High Point is now working with the NC Department of Transportation to reroute that section of Kersey Valley Road by building a new road that goes around, rather than through, the landfill.
On Monday, Oct. 14, the city held a public information session at the landfill’s main administrative building to discuss the road closure with residents and to get their input on the project – which will leave some of them living on a dead end street no longer called Kersey Valley Road.
Robby Stone, the assistant public services director for the City of High Point, said that, for the people who live on what will become an orphaned stretch of roadway, one of the primary concerns expressed at the information session was what their new addresses will be. The new road will take the Kersey Valley Road name, so they’ll no longer live on a road of that name.
“The main question they had is, on that short section, what will the new road name be?” Stone said.
He said several residents at the meeting had an idea of what name they’d like to see.
“They said, instead of the address being 123 Kersey Valley Road, can it be 123 Old Kersey Valley Road?”
Stone said city staff working on the project liked that idea very much.
That name is unquestionably better than something like Old Municipal Landfill Road or Waste Dump Way.

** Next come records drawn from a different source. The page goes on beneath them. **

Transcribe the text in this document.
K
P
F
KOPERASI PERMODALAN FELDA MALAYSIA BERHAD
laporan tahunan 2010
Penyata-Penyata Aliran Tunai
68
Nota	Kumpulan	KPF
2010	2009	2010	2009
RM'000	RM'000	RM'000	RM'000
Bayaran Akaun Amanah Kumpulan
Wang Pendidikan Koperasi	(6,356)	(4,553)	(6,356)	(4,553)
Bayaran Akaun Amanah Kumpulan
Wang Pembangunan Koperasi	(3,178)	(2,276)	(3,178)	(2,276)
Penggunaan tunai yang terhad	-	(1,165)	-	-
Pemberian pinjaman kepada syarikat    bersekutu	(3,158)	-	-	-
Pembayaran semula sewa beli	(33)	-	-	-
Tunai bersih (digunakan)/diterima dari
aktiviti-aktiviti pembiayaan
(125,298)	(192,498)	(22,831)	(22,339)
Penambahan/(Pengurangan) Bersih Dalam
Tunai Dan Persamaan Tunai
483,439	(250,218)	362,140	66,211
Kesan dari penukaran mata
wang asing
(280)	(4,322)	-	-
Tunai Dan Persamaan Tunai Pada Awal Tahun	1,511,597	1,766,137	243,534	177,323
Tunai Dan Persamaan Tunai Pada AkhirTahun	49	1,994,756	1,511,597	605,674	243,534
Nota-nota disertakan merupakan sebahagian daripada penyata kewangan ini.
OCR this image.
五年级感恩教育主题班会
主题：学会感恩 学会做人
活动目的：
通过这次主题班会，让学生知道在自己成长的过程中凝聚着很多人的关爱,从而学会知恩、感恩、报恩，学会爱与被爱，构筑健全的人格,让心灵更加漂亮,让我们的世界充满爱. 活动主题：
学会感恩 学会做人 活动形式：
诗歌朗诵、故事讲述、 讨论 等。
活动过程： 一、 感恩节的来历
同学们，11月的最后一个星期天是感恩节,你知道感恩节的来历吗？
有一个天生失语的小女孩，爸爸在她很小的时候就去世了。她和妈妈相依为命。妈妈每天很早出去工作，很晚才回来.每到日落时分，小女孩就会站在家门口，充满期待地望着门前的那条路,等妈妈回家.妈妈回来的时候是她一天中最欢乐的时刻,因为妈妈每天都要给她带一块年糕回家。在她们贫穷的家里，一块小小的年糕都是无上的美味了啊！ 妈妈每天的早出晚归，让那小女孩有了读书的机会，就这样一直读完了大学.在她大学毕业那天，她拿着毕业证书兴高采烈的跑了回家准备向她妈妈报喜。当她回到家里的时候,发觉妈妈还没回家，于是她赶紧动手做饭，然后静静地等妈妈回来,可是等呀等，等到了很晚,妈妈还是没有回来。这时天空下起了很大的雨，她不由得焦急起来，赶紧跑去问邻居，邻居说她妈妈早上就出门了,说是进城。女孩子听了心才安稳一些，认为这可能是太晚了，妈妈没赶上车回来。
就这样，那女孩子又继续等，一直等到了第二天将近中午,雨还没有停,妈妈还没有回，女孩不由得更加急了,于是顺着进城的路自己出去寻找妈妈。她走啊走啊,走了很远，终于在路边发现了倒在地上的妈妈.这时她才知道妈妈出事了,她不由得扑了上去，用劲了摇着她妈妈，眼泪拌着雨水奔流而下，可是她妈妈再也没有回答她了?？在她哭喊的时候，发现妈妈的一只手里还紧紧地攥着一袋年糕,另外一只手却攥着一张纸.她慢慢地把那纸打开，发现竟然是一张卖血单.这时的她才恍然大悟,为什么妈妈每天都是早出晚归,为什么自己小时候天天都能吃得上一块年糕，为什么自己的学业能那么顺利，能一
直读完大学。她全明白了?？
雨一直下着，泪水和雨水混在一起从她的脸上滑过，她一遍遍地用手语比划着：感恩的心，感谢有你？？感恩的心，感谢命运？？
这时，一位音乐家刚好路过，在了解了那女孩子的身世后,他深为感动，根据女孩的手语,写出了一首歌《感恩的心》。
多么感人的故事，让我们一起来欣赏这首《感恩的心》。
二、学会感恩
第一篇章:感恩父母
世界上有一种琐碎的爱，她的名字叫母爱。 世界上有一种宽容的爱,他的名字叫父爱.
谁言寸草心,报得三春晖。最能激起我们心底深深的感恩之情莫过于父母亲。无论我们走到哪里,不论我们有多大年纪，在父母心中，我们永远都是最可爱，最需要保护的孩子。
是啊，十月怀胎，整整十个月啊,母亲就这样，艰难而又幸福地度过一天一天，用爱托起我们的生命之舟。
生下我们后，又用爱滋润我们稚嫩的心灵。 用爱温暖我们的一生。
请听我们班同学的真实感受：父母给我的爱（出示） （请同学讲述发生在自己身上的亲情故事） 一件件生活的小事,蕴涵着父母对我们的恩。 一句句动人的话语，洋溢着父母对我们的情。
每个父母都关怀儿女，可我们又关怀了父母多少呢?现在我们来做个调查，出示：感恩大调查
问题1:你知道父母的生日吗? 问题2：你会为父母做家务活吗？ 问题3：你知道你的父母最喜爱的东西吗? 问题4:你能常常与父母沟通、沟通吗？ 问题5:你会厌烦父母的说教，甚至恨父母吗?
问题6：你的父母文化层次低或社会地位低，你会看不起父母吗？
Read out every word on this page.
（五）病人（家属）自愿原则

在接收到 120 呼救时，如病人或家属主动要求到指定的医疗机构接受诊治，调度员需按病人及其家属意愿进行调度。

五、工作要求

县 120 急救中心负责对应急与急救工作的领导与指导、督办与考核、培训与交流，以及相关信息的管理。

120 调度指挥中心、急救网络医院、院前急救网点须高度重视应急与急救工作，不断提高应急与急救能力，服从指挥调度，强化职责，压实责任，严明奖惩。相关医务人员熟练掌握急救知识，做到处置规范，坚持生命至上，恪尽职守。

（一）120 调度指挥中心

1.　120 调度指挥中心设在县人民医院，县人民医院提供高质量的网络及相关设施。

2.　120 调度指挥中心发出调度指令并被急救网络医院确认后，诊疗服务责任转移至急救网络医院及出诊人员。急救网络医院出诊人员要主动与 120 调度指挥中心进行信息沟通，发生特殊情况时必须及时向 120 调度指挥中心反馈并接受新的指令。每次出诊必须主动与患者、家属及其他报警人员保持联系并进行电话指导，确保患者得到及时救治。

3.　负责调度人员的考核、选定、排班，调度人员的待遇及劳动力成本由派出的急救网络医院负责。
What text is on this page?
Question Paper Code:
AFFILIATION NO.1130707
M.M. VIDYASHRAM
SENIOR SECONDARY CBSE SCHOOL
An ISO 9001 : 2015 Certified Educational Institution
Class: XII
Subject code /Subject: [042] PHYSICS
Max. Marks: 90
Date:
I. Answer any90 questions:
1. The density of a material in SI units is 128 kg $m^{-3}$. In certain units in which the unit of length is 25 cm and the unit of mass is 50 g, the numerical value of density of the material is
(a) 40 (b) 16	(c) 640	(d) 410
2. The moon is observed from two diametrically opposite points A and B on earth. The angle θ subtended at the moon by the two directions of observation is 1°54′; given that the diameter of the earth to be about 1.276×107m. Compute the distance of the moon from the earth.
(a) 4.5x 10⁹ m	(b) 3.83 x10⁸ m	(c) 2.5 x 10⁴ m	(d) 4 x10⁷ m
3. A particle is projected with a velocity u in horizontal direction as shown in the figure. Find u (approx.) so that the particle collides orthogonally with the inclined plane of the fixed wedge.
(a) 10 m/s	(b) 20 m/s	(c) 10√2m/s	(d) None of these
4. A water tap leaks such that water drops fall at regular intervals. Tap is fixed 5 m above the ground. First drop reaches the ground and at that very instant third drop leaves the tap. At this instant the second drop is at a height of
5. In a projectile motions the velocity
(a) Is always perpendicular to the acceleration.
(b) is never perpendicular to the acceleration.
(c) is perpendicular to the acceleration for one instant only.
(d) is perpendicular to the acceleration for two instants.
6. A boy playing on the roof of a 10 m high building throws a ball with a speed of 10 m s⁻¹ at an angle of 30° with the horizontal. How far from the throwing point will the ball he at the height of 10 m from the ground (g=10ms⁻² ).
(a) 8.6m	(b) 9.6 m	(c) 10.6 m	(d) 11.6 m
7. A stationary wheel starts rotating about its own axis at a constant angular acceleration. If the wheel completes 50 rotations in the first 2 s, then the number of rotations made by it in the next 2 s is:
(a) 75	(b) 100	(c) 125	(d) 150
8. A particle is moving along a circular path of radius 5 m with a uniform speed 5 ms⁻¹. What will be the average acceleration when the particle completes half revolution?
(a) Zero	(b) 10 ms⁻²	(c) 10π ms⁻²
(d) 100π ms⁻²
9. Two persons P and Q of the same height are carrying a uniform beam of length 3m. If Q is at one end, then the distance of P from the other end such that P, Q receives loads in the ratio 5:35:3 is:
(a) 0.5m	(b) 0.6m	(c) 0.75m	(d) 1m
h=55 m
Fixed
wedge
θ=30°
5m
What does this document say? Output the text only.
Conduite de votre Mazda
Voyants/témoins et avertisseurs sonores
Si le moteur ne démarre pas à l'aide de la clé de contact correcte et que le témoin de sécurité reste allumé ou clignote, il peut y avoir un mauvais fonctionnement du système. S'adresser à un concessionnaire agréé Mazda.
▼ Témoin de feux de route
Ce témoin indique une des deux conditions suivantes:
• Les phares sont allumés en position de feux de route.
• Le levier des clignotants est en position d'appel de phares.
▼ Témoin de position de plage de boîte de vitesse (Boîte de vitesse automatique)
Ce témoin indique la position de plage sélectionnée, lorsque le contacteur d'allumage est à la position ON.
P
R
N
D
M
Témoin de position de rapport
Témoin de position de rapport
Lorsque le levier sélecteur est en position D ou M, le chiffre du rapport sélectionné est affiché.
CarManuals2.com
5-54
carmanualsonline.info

According to Stone, this is a very unique project because the City of High Point is funding it but the new road will be maintained by the state’s Department of Transportation, so there will be a comprehensive review process by that department. Assuming no major glitches come up in the review, Stone said, the actual roadwork is likely to begin next summer.
The closure of this existing section – about a mile of the northern section of Kersey Valley Road – will allow for a greater capacity of the landfill. Kersey Valley Landfill without the closure would provide capacity until about 2025. This consolidation effort is expected to create an additional decade or so of landfill capacity, until about 2035.
Years ago, High Point initiated a feasibility study to investigate various alternative road routes that would maintain connectivity for drivers on Kersey Valley Road.
Stone said that, as part of the process, it’s really important to hear what area residents have to say and listen to any suggestions they have.
“Citizen input is very important to us as we continue designing this project,” he said.